EDIT: tax straddle rules prevent this (I think).
EDIT: this appears to be strategy 5 here.
(I’m not a tax attorney/accountant and have no imminent plans to try this. Consider this speculative)
TLDR: You can save almost an additional capital gains rate (15-20%) on your charitable donations if you donate appreciated assets or do some silly-looking financial transacting.
One of the side effects of charitable donations, at least in the US, are the tax savings. Donations are deductible from your income tax. This will lower your tax bill by the amount you donated times your marginal rate. (This assumes that you are itemizing and not taking the standard deduction). So if you are in the say 25% tax bracket then you would get 25 cents back for every dollar donated so 25 percent efficiency. This is great but what if you could do better?
One way to do better is to donate highly appreciate capital assets. Donating assets is not only deductible in the same way donating cash is by deducting the worth of the assets donated as if they were cash but also avoids any capital gains tax on the assets. So if you bought a stock at 1 dollar and donated it when it was worth 10 dollars then you could not not only save (25% income tax rate) *$10 =$2.50 but also would save (15%) * $9= $1.35 in capital gains tax as well netting a saving 38.5%.
Not bad, eh? But what if you don’t have any highly appreciated capital assets? Is there a way you could manufacture highly appreciated capital assets?

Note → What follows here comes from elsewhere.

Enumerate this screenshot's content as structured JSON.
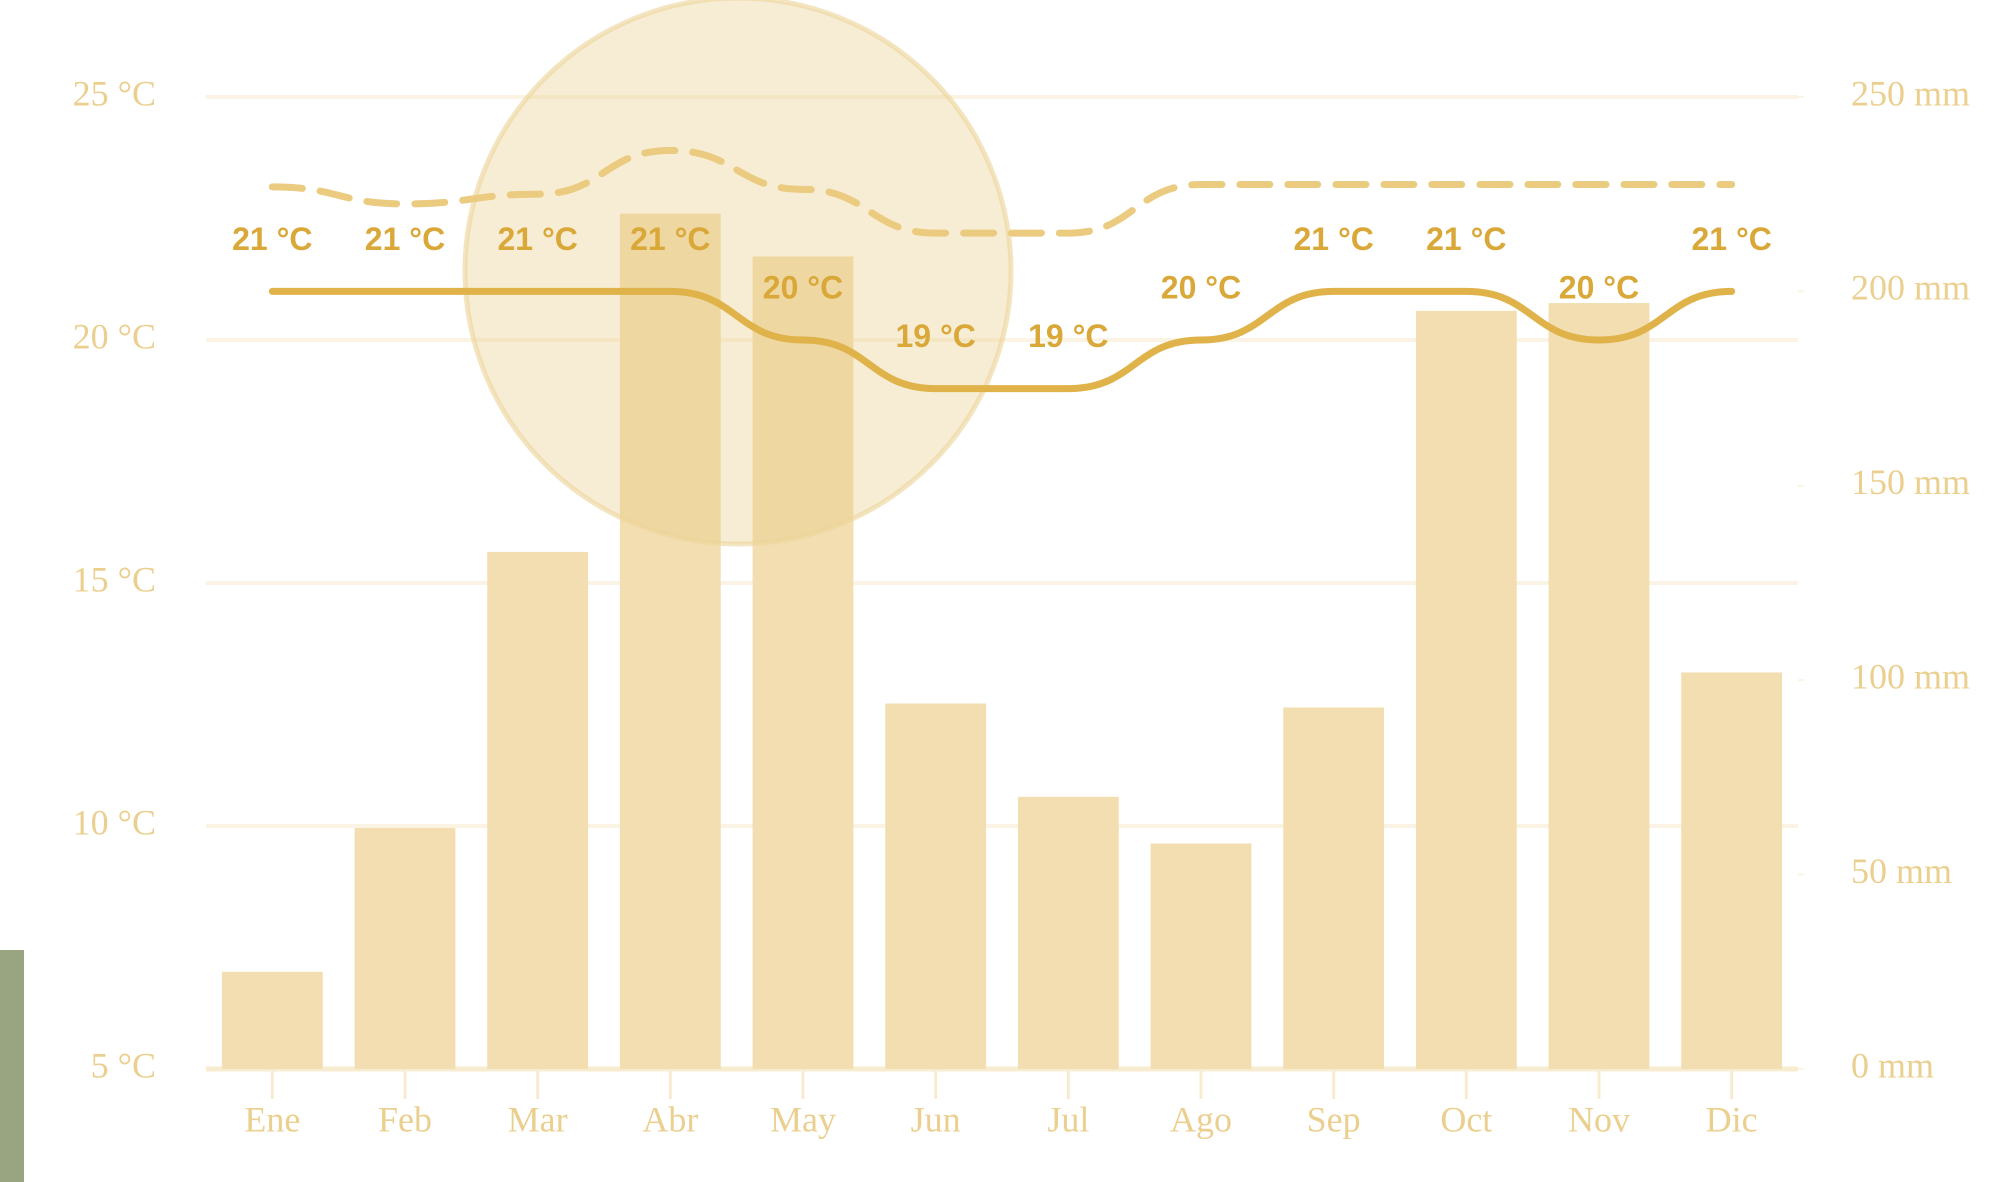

If prediction markets contracts were considered to be capital assets (I believe they are not in the US) you could simply find an event to bet on with every outcome having low probability and bet on every outcome. For simplicity there might be 9 candidates for Democratic Presidential nominee and one “other candidate, the highest contract might be valued at 2 dollars for a 10 dollar payout. By buying every contract for a total of $10.50 you have guaranteed that when the market resolves you’ll end up with one contract worth 10 dollars and the rest worth nothing.
Great, you’ve just managed to guarantee a loss of 50 cents, but you’ve also put all that $10.50 into an appreciated asset that you can now donate to charity and avoid the capital gains tax and accrued bunch of capital losses that you can deduct. So for 10.50 you are able to donate 10 dollars to charity deducting (25% income tax rate) * $10 dollars = $2.50 as well as deducting at least (15% capital gains tax rate) * ($10.50-$2.00) = $1.275 meaning that it only effectively cost you $6.725 to donate 10 dollars to charity for a savings of 32.75 percent which is better than the 25 percent savings by just donating cash. In the limit with no trading losses and arbitrarily small assets you can deduct the full income tax rate and capital gains rate (so 40% in our examples).
Are there financial assets in the real work that might work for this? I’m not so sure. Binary range or tunnel options sound like what you’d want but they don’t seem to be structured they way you’d want in that each option includes the others instead of excluding it making this type of strategy impossible. Alternatively, if one was risk neutral with their donations, then one could construct highly appreciated assets by simply invest in a highly risky asset and get the same effect if one was risk averse.
Why have I not heard of this before? It is a pretty unusual situation and requires some odd financial techniques (it allows and allows for arbitrage). Maybe charitable donors don’t usually concoct unusual tax schemes.
EDIT: This appears to be essentially identical to strategy 5 here. A few addenda: it looks like you will need to hold your options for at least one year for them to become long-term capital gains per here. “Property is capital gain property if you would have recognized long-term capital gain had you sold it at fair market value on the date of the contribution.”
EDIT 2: Making highly correlated bets to accumulate losses like this is what tax straddle rules are designed to handle so it is had to do this in a risk free manner.